Telefonum çalmaya başlayınca elime aldım. Emre arıyordu.
''Efendim?'' diyerek açtım telefonu
''Nasılsın buzlar kraliçesi?''
''her zamanki gibi işte sen nasılsın?''
''Yurt dışında iş çıktı çevirmenim senmişsin herhalde.''
Oradaki işim hakkında bir dosya vardı elimde ama hiç açıp bakmamıştım. Emre'nin verdiği haber bir nebze mutlu etmişti beni
''Gerçekten mi ya? Çok sevindim hiç bakmamıştım dosyaya.''
''Manitan da sevinir mi bilmem?''
''Arıza çıkarmaz umarım. Neyse ben şimdi eve gireceğim yine haberleşiriz. Öptüm hadi görüşürüz.''
''Görüşürüz buzlar kraliçem.'' deyip telefonu kapattı. Bende telefonu cebime atıp bahçe kapısını açtım. Kendi anahtarımla içeri girdim.
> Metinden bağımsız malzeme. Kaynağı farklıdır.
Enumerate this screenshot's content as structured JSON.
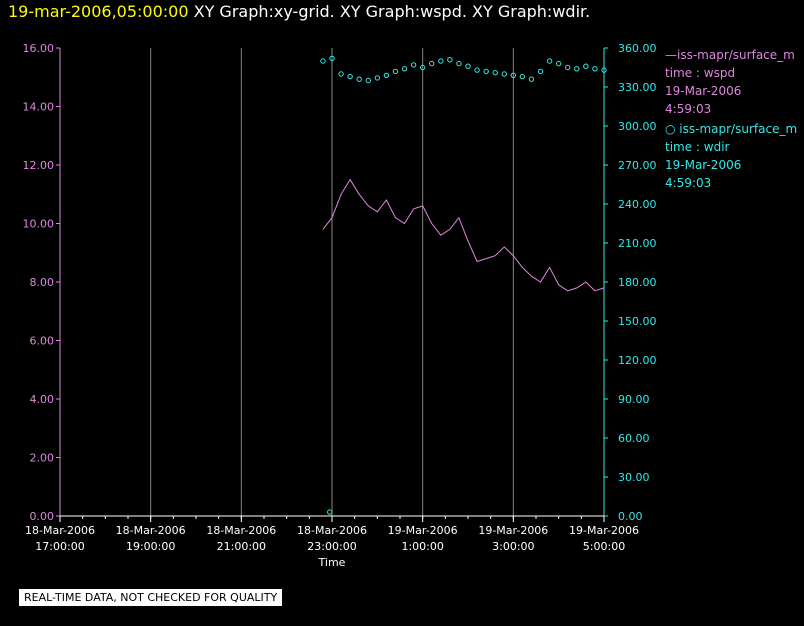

Annem ve ablamın mutfaktan sesi geliyordu. O tarafa doğru ilerleyip içeri girdim.
''Kolay gelsin.'' deyip masaya oturdum.
Hoş geldin deyip selam verdiler bana. Yüzümün asık olduğunu fark eden ablam
''Sevda niye yüzün asık senin bir şey mi oldu?'' endişelenmişti hemen benim için
''Sizin benden daha çok yüzünüzün asılacağı bir haberim var.'' dediğimde annemde elindeki işi bırakıp bana döndü.
''Ay sakın Ali ile ayrıldık deme.'' dedi annem endişeyle
Sakinliğimi koruyarak ''Yurt dışı işim var en kısa zamanda gitmem gerekiyor ve bir ay falan yokum.'' diyerek bitirdim cümlemi.
''Erteleyemez misin?'' diye umutla baktı annem.
Olumsuz anlamda başımı salladım. ''Hayır, her sene gidiyorum zaten biliyorsunuz. Bu sefer bu zamana denk geldi.''
''Bence evlenmeden olması daha iyi olur evlendikten sonra ayrılmak zor gelir.'' Ablam yanıma gelip sırtımı sıvazladı. ''Sıkma canını.'' deyip teskin etmek istercesine gülümsedi.
Bende gülümsemesine karşılık verip ''Bunu bir de Ali'ye anlat şimdi.''
''Artık orası sende.'' deyip imalı bir bakış attı ablam
Kaşlarımı çatıp ''Ya abla.'' deyip söylendim.
''Kolay gelsin hanımlar. '' diyerek içeri Selim'in girmesiyle ablamın bakışlarından kurtuldum.
Hep bir ağızdan ''Hoş geldin.'' dedik Selim'e
''Hayırdır yüzler düşmüş?'' deyip yanımdaki boş yere oturup elini omzuma attı.
''Sevda yurt dışına gidiyor.'' dedi ablam benim yerime
''Hadi ya. Ali ile işin var.'' dedi Selim sıkıntıyla
''Ne ara bu kadar aşık ettin kız Ali'yi kendine?'' dedi annem neşeyle. Moralimi yerine getirmeyi fazla abarttı.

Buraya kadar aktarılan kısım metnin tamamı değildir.